Nicknamed “Son Ford” in grade school after a penchant for sculpting Ford tractors out of clay, Thomas bought his first guitar at 16 and taught himself by listening to the Blues on record and the radio, as well as being mentored by his uncle, Delta Blues musician Joe Cooper. By the 1940s he was playing parties, juke joints, and barrel houses across towns in the Mississippi Delta such as Leland, Greenville, and Jackson. Thomas’ soulful and yearning vocals were a perfect counterpoint to his delicate fingerpicking and propulsive rhythmic playing. Thomas inscribed his Wolfram Triumph acoustic guitar and its case with his name and the town of Leland, Mississippi, where he lived for much of his life. While he started playing the Blues as a teenager, he recorded for the first time in the late 1960s, at the height of the revival of Blues music in popular culture. In addition to music, Thomas was also a talented artist, often sculpting macabre busts and skulls, influenced by his one-time profession as a gravedigger, using clay dug from the banks of the Yazoo River.

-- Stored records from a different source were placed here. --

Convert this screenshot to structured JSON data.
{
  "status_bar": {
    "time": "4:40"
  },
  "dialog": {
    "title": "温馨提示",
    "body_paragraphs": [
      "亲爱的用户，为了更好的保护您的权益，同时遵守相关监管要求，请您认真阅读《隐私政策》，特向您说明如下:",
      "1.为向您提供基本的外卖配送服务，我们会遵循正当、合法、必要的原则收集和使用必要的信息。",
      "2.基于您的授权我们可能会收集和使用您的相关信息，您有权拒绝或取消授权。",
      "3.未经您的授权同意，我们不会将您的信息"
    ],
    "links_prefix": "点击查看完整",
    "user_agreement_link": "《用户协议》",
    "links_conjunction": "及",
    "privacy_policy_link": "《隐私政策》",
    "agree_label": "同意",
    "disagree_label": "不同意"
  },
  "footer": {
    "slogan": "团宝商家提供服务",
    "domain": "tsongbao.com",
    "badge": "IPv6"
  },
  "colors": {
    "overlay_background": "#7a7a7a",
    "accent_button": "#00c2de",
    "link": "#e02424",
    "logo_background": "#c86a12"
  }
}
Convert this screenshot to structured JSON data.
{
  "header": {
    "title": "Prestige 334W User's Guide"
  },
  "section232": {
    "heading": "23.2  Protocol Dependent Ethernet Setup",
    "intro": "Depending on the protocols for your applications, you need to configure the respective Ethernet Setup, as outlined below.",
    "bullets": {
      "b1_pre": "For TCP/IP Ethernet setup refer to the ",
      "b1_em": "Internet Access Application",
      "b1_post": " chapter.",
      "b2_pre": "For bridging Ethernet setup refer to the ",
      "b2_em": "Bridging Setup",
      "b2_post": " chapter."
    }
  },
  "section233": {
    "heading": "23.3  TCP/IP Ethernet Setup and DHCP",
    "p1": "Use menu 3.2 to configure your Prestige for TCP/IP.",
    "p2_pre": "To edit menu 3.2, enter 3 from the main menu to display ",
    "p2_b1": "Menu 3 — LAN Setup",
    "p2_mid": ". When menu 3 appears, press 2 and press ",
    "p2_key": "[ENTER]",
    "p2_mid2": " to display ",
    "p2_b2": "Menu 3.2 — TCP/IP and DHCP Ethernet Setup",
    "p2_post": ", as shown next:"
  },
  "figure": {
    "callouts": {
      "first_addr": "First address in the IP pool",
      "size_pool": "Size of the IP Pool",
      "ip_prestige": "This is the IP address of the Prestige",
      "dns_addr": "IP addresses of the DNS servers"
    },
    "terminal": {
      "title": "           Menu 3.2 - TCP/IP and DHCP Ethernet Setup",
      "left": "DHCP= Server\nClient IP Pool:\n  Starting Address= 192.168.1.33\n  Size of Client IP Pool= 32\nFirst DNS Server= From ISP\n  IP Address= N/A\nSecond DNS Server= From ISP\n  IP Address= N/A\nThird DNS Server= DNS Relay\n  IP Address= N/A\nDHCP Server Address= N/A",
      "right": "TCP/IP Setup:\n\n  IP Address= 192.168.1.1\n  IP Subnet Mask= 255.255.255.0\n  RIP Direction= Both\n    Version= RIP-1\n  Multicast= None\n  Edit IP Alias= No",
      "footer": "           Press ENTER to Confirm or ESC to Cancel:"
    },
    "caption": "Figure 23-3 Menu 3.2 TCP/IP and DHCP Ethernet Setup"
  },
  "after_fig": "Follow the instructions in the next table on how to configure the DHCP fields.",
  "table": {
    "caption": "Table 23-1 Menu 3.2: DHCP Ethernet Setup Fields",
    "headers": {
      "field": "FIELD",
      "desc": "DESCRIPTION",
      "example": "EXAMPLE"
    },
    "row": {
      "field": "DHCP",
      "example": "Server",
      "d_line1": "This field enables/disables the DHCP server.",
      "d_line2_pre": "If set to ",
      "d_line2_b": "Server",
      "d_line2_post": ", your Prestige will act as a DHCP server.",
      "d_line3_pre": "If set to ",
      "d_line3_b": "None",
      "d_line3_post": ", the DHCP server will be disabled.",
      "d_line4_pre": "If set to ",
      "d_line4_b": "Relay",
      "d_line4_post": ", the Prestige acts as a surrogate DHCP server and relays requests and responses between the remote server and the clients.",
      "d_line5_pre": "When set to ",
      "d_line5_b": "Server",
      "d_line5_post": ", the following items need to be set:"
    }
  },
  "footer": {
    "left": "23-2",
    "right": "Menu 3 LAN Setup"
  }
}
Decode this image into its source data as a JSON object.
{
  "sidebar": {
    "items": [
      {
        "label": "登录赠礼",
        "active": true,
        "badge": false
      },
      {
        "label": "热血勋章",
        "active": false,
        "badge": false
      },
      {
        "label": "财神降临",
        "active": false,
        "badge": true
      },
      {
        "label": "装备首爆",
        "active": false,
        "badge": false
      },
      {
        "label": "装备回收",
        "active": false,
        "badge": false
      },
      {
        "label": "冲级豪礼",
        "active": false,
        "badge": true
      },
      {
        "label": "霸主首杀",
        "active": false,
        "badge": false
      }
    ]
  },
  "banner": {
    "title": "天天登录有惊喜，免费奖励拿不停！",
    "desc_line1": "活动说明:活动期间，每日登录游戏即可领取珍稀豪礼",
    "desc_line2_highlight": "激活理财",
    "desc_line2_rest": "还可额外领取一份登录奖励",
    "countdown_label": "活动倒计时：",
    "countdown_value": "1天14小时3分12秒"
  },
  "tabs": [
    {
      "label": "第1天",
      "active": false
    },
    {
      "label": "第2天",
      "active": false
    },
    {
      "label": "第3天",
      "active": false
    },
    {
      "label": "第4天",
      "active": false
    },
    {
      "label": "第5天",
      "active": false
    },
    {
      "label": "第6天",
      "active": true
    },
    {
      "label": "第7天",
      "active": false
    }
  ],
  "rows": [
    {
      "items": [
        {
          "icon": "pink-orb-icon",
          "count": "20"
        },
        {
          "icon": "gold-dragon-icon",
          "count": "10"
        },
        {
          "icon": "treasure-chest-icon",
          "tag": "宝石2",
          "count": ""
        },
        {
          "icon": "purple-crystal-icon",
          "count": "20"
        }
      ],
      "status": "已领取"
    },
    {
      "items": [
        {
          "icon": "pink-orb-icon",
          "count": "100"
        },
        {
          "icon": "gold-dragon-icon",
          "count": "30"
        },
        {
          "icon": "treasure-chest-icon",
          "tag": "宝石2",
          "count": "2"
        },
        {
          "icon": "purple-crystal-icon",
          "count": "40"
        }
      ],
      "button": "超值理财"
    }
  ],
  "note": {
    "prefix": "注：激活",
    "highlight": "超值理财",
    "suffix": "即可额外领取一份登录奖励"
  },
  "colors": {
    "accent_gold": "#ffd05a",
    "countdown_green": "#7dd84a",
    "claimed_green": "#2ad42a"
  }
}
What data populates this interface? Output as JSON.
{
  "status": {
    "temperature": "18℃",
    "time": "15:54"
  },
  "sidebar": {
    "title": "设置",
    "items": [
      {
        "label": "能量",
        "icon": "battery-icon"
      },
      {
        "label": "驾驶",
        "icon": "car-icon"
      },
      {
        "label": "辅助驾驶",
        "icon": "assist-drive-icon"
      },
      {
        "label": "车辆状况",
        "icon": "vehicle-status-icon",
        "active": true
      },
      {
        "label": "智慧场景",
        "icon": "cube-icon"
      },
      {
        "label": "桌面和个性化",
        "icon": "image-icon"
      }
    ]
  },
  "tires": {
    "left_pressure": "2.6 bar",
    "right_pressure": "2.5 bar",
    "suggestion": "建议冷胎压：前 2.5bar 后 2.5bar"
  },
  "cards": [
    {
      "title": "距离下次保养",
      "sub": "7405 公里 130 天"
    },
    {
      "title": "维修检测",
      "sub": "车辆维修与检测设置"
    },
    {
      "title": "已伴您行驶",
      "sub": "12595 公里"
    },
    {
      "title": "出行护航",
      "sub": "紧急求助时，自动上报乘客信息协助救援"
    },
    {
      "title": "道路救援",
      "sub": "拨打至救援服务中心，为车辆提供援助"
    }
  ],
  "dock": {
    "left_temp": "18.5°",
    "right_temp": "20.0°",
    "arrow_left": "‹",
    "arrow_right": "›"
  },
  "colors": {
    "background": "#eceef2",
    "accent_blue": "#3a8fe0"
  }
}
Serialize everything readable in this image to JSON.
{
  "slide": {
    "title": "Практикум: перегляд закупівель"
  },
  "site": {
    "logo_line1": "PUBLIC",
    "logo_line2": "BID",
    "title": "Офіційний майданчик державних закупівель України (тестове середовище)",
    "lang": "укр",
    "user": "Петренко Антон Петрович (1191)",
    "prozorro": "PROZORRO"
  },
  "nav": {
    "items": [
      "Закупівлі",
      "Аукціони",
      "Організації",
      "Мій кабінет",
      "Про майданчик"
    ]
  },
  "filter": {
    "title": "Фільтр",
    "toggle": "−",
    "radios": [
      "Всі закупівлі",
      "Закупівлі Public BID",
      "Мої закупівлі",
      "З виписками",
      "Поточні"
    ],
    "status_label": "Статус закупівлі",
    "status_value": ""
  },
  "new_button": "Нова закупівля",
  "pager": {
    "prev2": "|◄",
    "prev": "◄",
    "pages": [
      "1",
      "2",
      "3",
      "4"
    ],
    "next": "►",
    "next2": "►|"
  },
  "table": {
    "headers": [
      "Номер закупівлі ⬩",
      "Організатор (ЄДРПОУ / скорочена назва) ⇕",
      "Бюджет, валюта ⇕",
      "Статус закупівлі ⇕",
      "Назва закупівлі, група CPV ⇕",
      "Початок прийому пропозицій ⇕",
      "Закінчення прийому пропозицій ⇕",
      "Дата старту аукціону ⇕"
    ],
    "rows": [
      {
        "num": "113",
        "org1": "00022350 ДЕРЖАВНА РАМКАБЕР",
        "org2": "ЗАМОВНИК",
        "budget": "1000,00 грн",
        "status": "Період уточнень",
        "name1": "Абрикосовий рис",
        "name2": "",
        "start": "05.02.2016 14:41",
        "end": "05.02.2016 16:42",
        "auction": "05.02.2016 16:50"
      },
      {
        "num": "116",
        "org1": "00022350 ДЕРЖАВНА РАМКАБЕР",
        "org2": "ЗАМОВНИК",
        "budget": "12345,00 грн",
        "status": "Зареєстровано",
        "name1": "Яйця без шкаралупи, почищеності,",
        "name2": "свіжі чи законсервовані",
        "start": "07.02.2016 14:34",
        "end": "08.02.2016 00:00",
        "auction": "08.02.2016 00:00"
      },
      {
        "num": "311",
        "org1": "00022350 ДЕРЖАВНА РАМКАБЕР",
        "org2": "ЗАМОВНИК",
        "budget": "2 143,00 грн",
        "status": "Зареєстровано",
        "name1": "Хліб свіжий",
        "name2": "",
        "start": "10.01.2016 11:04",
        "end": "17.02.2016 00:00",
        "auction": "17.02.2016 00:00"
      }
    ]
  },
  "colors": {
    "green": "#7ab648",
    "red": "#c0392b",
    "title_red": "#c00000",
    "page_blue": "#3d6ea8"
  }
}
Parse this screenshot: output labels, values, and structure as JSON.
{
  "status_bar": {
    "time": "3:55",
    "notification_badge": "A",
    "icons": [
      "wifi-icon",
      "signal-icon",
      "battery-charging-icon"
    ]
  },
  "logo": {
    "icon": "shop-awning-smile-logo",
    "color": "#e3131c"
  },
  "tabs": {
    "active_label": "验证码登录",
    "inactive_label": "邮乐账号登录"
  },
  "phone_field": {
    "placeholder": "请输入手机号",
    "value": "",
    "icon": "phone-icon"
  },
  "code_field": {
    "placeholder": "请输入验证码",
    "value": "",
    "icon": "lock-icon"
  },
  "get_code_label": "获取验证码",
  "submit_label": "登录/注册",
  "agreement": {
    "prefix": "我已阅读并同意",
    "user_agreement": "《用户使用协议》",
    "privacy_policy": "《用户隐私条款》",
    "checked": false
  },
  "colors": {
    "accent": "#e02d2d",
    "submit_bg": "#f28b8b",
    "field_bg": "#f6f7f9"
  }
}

The Wolfram Guitar Company was founded in 1891 by Theodore Wolfram. By 1901, they had sold 10,000 instruments, and continued from 1901-1910 as the Wolfram Guitar & Mandolin Company, after which the company folded. Wolfram was the first company to feature an aluminum-clad fretboard, patented in March 1893. Only 300 aluminum-clad Triumph models were produced.